A Retrospective: Vol. 3 Reviews

Phil’s Classical Reviews
Audio Video Club of Atlanta

February 2012

During his long active career, Steven Staryk was often termed the “King of Concertmasters,” having served in that capacity in orchestras on both sides of the Atlantic. Currently in retirement (though still quite active as a teacher and competition judge), he began compiling a 30-CD anthology drawn from recordings of some 190 major compositions that he made between 1952 and 2003. Released to the public as the “Steven Staryk Retrospective,” they reveal a concert artist who was remarkably true to himself. That goes double for these 1961-1978 Bach recordings. Whether “live” or made under studio conditions, it makes no difference. The Staryk sound is distinctively the same. For this artist, the music was the thing, and his grasp of the subject went well beyond the scope of the instrument itself.

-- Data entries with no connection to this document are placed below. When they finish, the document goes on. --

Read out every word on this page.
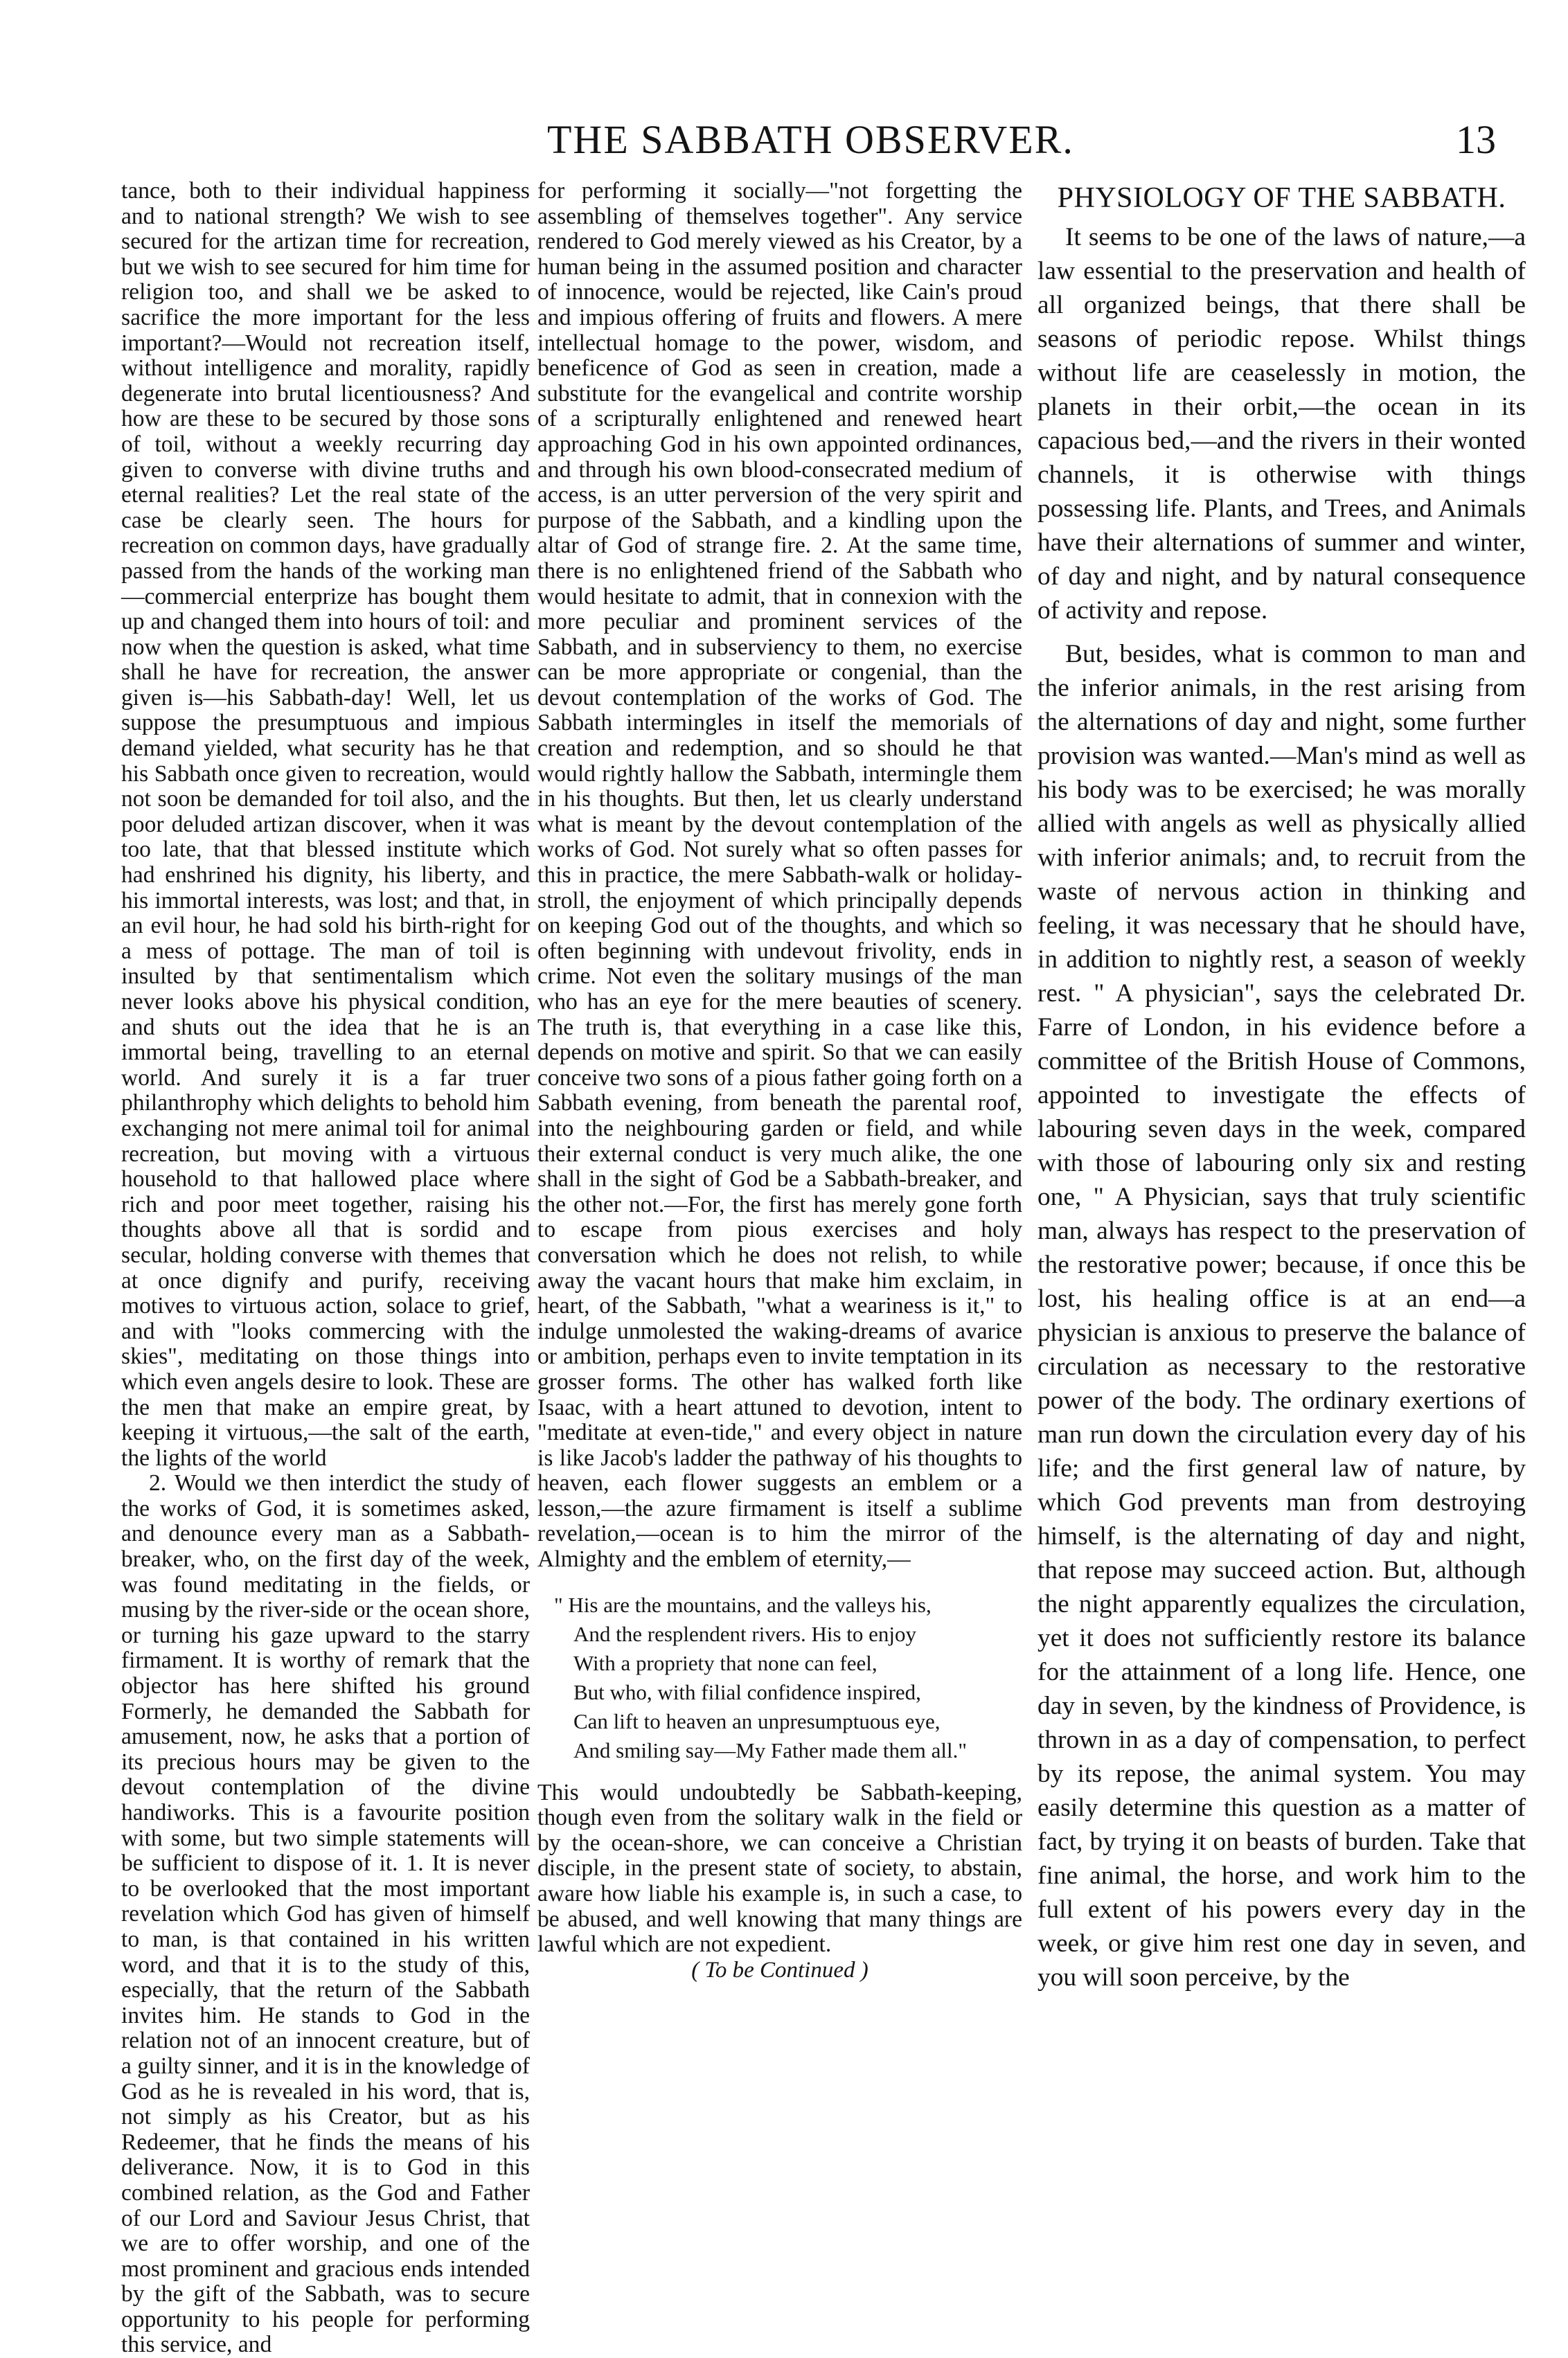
THE SABBATH OBSERVER.	13

tance, both to their individual happiness and to national strength? We wish to see secured for the artizan time for recreation, but we wish to see secured for him time for religion too, and shall we be asked to sacrifice the more important for the less important?—Would not recreation itself, without intelligence and morality, rapidly degenerate into brutal licentiousness? And how are these to be secured by those sons of toil, without a weekly recurring day given to converse with divine truths and eternal realities? Let the real state of the case be clearly seen. The hours for recreation on common days, have gradually passed from the hands of the working man—commercial enterprize has bought them up and changed them into hours of toil: and now when the question is asked, what time shall he have for recreation, the answer given is—his Sabbath-day! Well, let us suppose the presumptuous and impious demand yielded, what security has he that his Sabbath once given to recreation, would not soon be demanded for toil also, and the poor deluded artizan discover, when it was too late, that that blessed institute which had enshrined his dignity, his liberty, and his immortal interests, was lost; and that, in an evil hour, he had sold his birth-right for a mess of pottage. The man of toil is insulted by that sentimentalism which never looks above his physical condition, and shuts out the idea that he is an immortal being, travelling to an eternal world. And surely it is a far truer philanthrophy which delights to behold him exchanging not mere animal toil for animal recreation, but moving with a virtuous household to that hallowed place where rich and poor meet together, raising his thoughts above all that is sordid and secular, holding converse with themes that at once dignify and purify, receiving motives to virtuous action, solace to grief, and with "looks commercing with the skies", meditating on those things into which even angels desire to look. These are the men that make an empire great, by keeping it virtuous,—the salt of the earth, the lights of the world

2. Would we then interdict the study of the works of God, it is sometimes asked, and denounce every man as a Sabbath-breaker, who, on the first day of the week, was found meditating in the fields, or musing by the river-side or the ocean shore, or turning his gaze upward to the starry firmament. It is worthy of remark that the objector has here shifted his ground Formerly, he demanded the Sabbath for amusement, now, he asks that a portion of its precious hours may be given to the devout contemplation of the divine handiworks. This is a favourite position with some, but two simple statements will be sufficient to dispose of it. 1. It is never to be overlooked that the most important revelation which God has given of himself to man, is that contained in his written word, and that it is to the study of this, especially, that the return of the Sabbath invites him. He stands to God in the relation not of an innocent creature, but of a guilty sinner, and it is in the knowledge of God as he is revealed in his word, that is, not simply as his Creator, but as his Redeemer, that he finds the means of his deliverance. Now, it is to God in this combined relation, as the God and Father of our Lord and Saviour Jesus Christ, that we are to offer worship, and one of the most prominent and gracious ends intended by the gift of the Sabbath, was to secure opportunity to his people for performing this service, and

for performing it socially—"not forgetting the assembling of themselves together". Any service rendered to God merely viewed as his Creator, by a human being in the assumed position and character of innocence, would be rejected, like Cain's proud and impious offering of fruits and flowers. A mere intellectual homage to the power, wisdom, and beneficence of God as seen in creation, made a substitute for the evangelical and contrite worship of a scripturally enlightened and renewed heart approaching God in his own appointed ordinances, and through his own blood-consecrated medium of access, is an utter perversion of the very spirit and purpose of the Sabbath, and a kindling upon the altar of God of strange fire. 2. At the same time, there is no enlightened friend of the Sabbath who would hesitate to admit, that in connexion with the more peculiar and prominent services of the Sabbath, and in subserviency to them, no exercise can be more appropriate or congenial, than the devout contemplation of the works of God. The Sabbath intermingles in itself the memorials of creation and redemption, and so should he that would rightly hallow the Sabbath, intermingle them in his thoughts. But then, let us clearly understand what is meant by the devout contemplation of the works of God. Not surely what so often passes for this in practice, the mere Sabbath-walk or holiday-stroll, the enjoyment of which principally depends on keeping God out of the thoughts, and which so often beginning with undevout frivolity, ends in crime. Not even the solitary musings of the man who has an eye for the mere beauties of scenery. The truth is, that everything in a case like this, depends on motive and spirit. So that we can easily conceive two sons of a pious father going forth on a Sabbath evening, from beneath the parental roof, into the neighbouring garden or field, and while their external conduct is very much alike, the one shall in the sight of God be a Sabbath-breaker, and the other not.—For, the first has merely gone forth to escape from pious exercises and holy conversation which he does not relish, to while away the vacant hours that make him exclaim, in heart, of the Sabbath, "what a weariness is it," to indulge unmolested the waking-dreams of avarice or ambition, perhaps even to invite temptation in its grosser forms. The other has walked forth like Isaac, with a heart attuned to devotion, intent to "meditate at even-tide," and every object in nature is like Jacob's ladder the pathway of his thoughts to heaven, each flower suggests an emblem or a lesson,—the azure firmament is itself a sublime revelation,—ocean is to him the mirror of the Almighty and the emblem of eternity,—

" His are the mountains, and the valleys his,
And the resplendent rivers. His to enjoy
With a propriety that none can feel,
But who, with filial confidence inspired,
Can lift to heaven an unpresumptuous eye,
And smiling say—My Father made them all."

This would undoubtedly be Sabbath-keeping, though even from the solitary walk in the field or by the ocean-shore, we can conceive a Christian disciple, in the present state of society, to abstain, aware how liable his example is, in such a case, to be abused, and well knowing that many things are lawful which are not expedient.

( To be Continued )

PHYSIOLOGY OF THE SABBATH.

It seems to be one of the laws of nature,—a law essential to the preservation and health of all organized beings, that there shall be seasons of periodic repose. Whilst things without life are ceaselessly in motion, the planets in their orbit,—the ocean in its capacious bed,—and the rivers in their wonted channels, it is otherwise with things possessing life. Plants, and Trees, and Animals have their alternations of summer and winter, of day and night, and by natural consequence of activity and repose.

But, besides, what is common to man and the inferior animals, in the rest arising from the alternations of day and night, some further provision was wanted.—Man's mind as well as his body was to be exercised; he was morally allied with angels as well as physically allied with inferior animals; and, to recruit from the waste of nervous action in thinking and feeling, it was necessary that he should have, in addition to nightly rest, a season of weekly rest. " A physician", says the celebrated Dr. Farre of London, in his evidence before a committee of the British House of Commons, appointed to investigate the effects of labouring seven days in the week, compared with those of labouring only six and resting one, " A Physician, says that truly scientific man, always has respect to the preservation of the restorative power; because, if once this be lost, his healing office is at an end—a physician is anxious to preserve the balance of circulation as necessary to the restorative power of the body. The ordinary exertions of man run down the circulation every day of his life; and the first general law of nature, by which God prevents man from destroying himself, is the alternating of day and night, that repose may succeed action. But, although the night apparently equalizes the circulation, yet it does not sufficiently restore its balance for the attainment of a long life. Hence, one day in seven, by the kindness of Providence, is thrown in as a day of compensation, to perfect by its repose, the animal system. You may easily determine this question as a matter of fact, by trying it on beasts of burden. Take that fine animal, the horse, and work him to the full extent of his powers every day in the week, or give him rest one day in seven, and you will soon perceive, by the
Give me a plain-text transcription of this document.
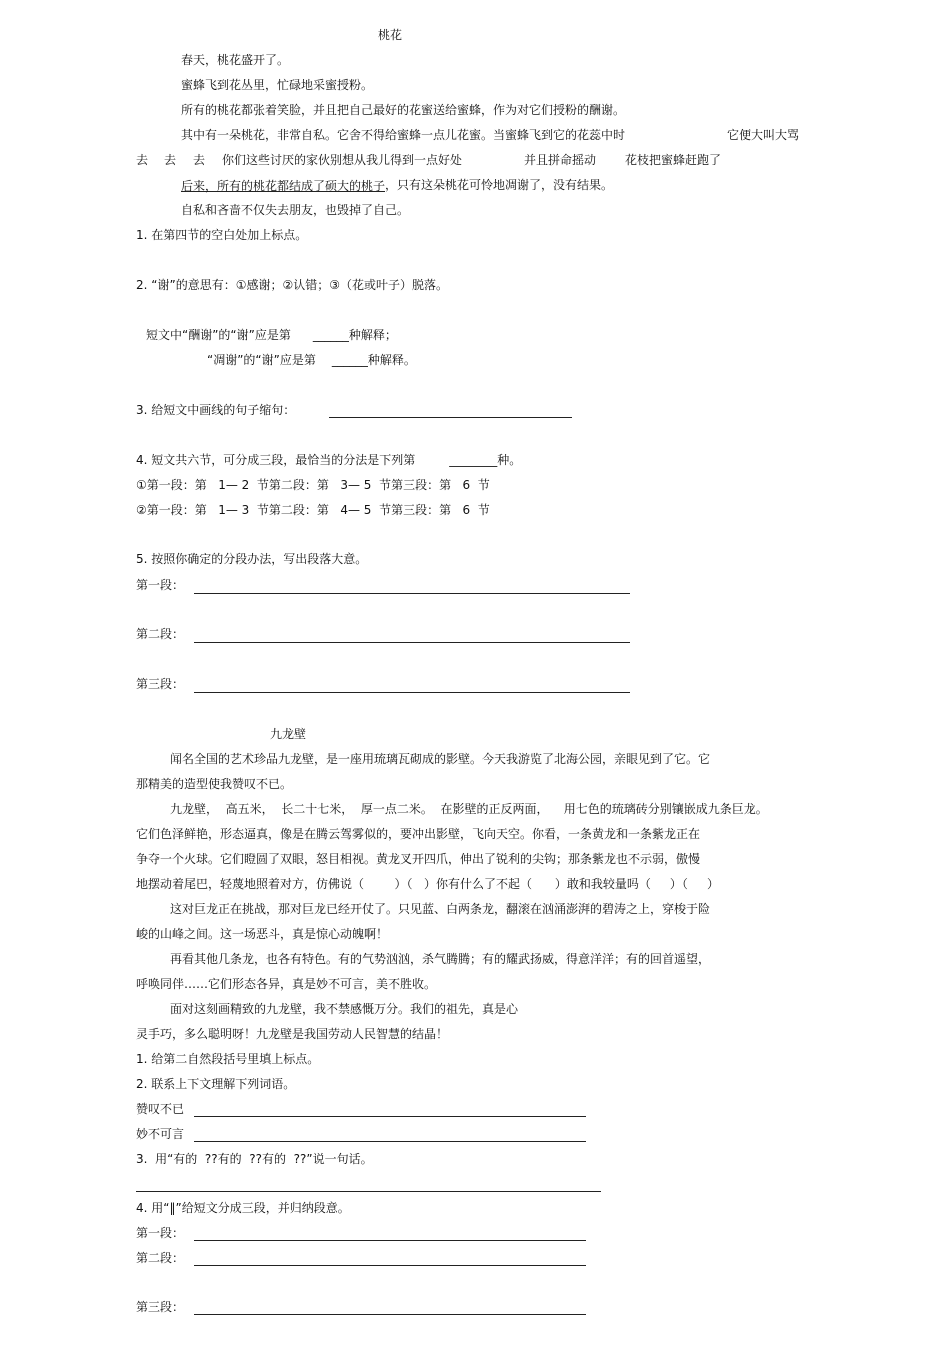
桃花
春天，桃花盛开了。
蜜蜂飞到花丛里，忙碌地采蜜授粉。
所有的桃花都张着笑脸，并且把自己最好的花蜜送给蜜蜂，作为对它们授粉的酬谢。
其中有一朵桃花，非常自私。它舍不得给蜜蜂一点儿花蜜。当蜜蜂飞到它的花蕊中时	它便大叫大骂
去 去 去 你们这些讨厌的家伙别想从我儿得到一点好处	并且拼命摇动 花枝把蜜蜂赶跑了
后来，所有的桃花都结成了硕大的桃子，只有这朵桃花可怜地凋谢了，没有结果。
自私和吝啬不仅失去朋友，也毁掉了自己。
1. 在第四节的空白处加上标点。
2. “谢”的意思有：①感谢；②认错；③（花或叶子）脱落。
短文中“酬谢”的“谢”应是第 ______种解释；
“凋谢”的“谢”应是第 ______种解释。
3. 给短文中画线的句子缩句：
4. 短文共六节，可分成三段，最恰当的分法是下列第	________种。
①第一段：第   1— 2  节第二段：第   3— 5  节第三段：第   6  节
②第一段：第   1— 3  节第二段：第   4— 5  节第三段：第   6  节
5. 按照你确定的分段办法，写出段落大意。
第一段：
第二段：
第三段：
九龙壁
闻名全国的艺术珍品九龙壁，是一座用琉璃瓦砌成的影壁。今天我游览了北海公园，亲眼见到了它。它
那精美的造型使我赞叹不已。
九龙壁，  高五米，  长二十七米，  厚一点二米。  在影壁的正反两面，    用七色的琉璃砖分别镶嵌成九条巨龙。
它们色泽鲜艳，形态逼真，像是在腾云驾雾似的，要冲出影壁，飞向天空。你看，一条黄龙和一条紫龙正在
争夺一个火球。它们瞪圆了双眼，怒目相视。黄龙叉开四爪，伸出了锐利的尖钩；那条紫龙也不示弱，傲慢
地摆动着尾巴，轻蔑地照着对方，仿佛说（        ）（   ）你有什么了不起（      ）敢和我较量吗（     ）（     ）
这对巨龙正在挑战，那对巨龙已经开仗了。只见蓝、白两条龙，翻滚在汹涌澎湃的碧涛之上，穿梭于险
峻的山峰之间。这一场恶斗，真是惊心动魄啊！
再看其他几条龙，也各有特色。有的气势汹汹，杀气腾腾；有的耀武扬威，得意洋洋；有的回首遥望，
呼唤同伴……它们形态各异，真是妙不可言，美不胜收。
面对这刻画精致的九龙壁，我不禁感慨万分。我们的祖先，真是心
灵手巧，多么聪明呀！九龙壁是我国劳动人民智慧的结晶！
1. 给第二自然段括号里填上标点。
2. 联系上下文理解下列词语。
赞叹不已
妙不可言
3.  用“有的  ??有的  ??有的  ??”说一句话。
4. 用“‖”给短文分成三段，并归纳段意。
第一段：
第二段：
第三段：
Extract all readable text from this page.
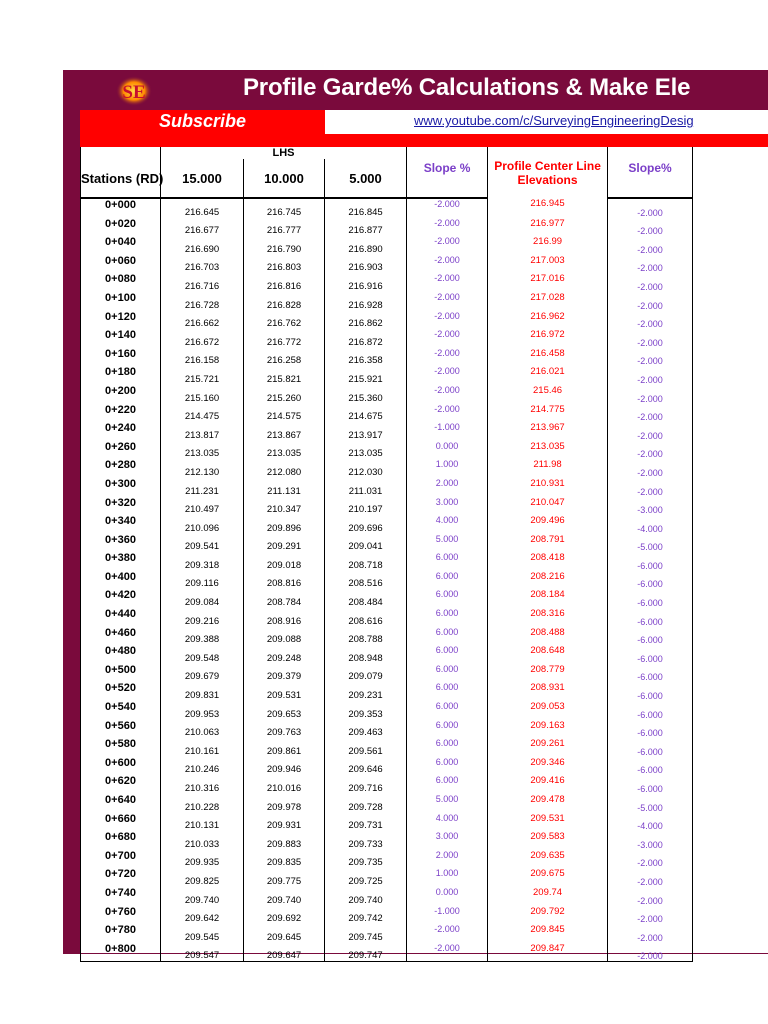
SE	Profile Garde% Calculations & Make Ele
Subscribe	www.youtube.com/c/SurveyingEngineeringDesig
	LHS				Profile Center Line Elevations	
Stations (RD)	15.000	10.000	5.000	Slope %		Slope%
0+000	216.645	216.745	216.845	-2.000	216.945	-2.000
0+020	216.677	216.777	216.877	-2.000	216.977	-2.000
0+040	216.690	216.790	216.890	-2.000	216.99	-2.000
0+060	216.703	216.803	216.903	-2.000	217.003	-2.000
0+080	216.716	216.816	216.916	-2.000	217.016	-2.000
0+100	216.728	216.828	216.928	-2.000	217.028	-2.000
0+120	216.662	216.762	216.862	-2.000	216.962	-2.000
0+140	216.672	216.772	216.872	-2.000	216.972	-2.000
0+160	216.158	216.258	216.358	-2.000	216.458	-2.000
0+180	215.721	215.821	215.921	-2.000	216.021	-2.000
0+200	215.160	215.260	215.360	-2.000	215.46	-2.000
0+220	214.475	214.575	214.675	-2.000	214.775	-2.000
0+240	213.817	213.867	213.917	-1.000	213.967	-2.000
0+260	213.035	213.035	213.035	0.000	213.035	-2.000
0+280	212.130	212.080	212.030	1.000	211.98	-2.000
0+300	211.231	211.131	211.031	2.000	210.931	-2.000
0+320	210.497	210.347	210.197	3.000	210.047	-3.000
0+340	210.096	209.896	209.696	4.000	209.496	-4.000
0+360	209.541	209.291	209.041	5.000	208.791	-5.000
0+380	209.318	209.018	208.718	6.000	208.418	-6.000
0+400	209.116	208.816	208.516	6.000	208.216	-6.000
0+420	209.084	208.784	208.484	6.000	208.184	-6.000
0+440	209.216	208.916	208.616	6.000	208.316	-6.000
0+460	209.388	209.088	208.788	6.000	208.488	-6.000
0+480	209.548	209.248	208.948	6.000	208.648	-6.000
0+500	209.679	209.379	209.079	6.000	208.779	-6.000
0+520	209.831	209.531	209.231	6.000	208.931	-6.000
0+540	209.953	209.653	209.353	6.000	209.053	-6.000
0+560	210.063	209.763	209.463	6.000	209.163	-6.000
0+580	210.161	209.861	209.561	6.000	209.261	-6.000
0+600	210.246	209.946	209.646	6.000	209.346	-6.000
0+620	210.316	210.016	209.716	6.000	209.416	-6.000
0+640	210.228	209.978	209.728	5.000	209.478	-5.000
0+660	210.131	209.931	209.731	4.000	209.531	-4.000
0+680	210.033	209.883	209.733	3.000	209.583	-3.000
0+700	209.935	209.835	209.735	2.000	209.635	-2.000
0+720	209.825	209.775	209.725	1.000	209.675	-2.000
0+740	209.740	209.740	209.740	0.000	209.74	-2.000
0+760	209.642	209.692	209.742	-1.000	209.792	-2.000
0+780	209.545	209.645	209.745	-2.000	209.845	-2.000
0+800	209.547	209.647	209.747	-2.000	209.847	-2.000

From the very opening of the Allegro of Bach’s Concerto No. 1 in A minor, recorded with Bernard Haitink and the Royal Concertgebouw Orchestra of Amsterdam in October, 1961, we pick hear the magisterial quality that led Gramophone to describe Staryk as “one of the great ones.” The string sound, richly burnished, has a definite sheen to it. The performance is scrupulously honest and straight-forward. Staryk prefers to let the music speak for itself, without any gimmicks, so that the heart-melting quality of the music in the Andante – and even more so, that of the Adagio in the sumptuously rich Concerto No. 2 in E major, with Staryk serving as soloist and conductor of the Vancouver Baroque Orchestra in a 1975 studio recording – comes through naturally and unforced as an essential element of the music.

The Sonatas for Violin and Keyboard in G minor, BWV 1020, and E minor, BWV 1023, were both recorded with harpsichordist Kenneth Gilbert. For once, there is an equal partnership in these (to my mind) much-abused and seldom-convincing works, as Staryk and Gilbert make telling contributions without either partner sacrificing his own distinctive artistry. Gilbert is particularly effective in the opening Allegro of BWV 1020. Again, it is the Adagio movements that make the most lasting impression, which is as it should be.

Staryk’s account of Partita No 2 in D minor for solo violin is actually segued from two recorded performances. Movements 1-4 were recorded in London in 1962, and the fifth movement, Chaconne, in Toronto in 1978. There is some rationale for this, as the Chaconne, longer and more elaborate than all the previous movements combined, was not an integral part of a typical dance suite, or partita, but a set of harmonic variations on a repeated pattern from a ground bass. This Chaconne staggers the imagination in its seemingly endless wealth of inspiration and range of moods, from pensive to exultant, and even including an imitation posthorn call. Staryk explores it all with the utmost in concentrated power and insight that made his name famous.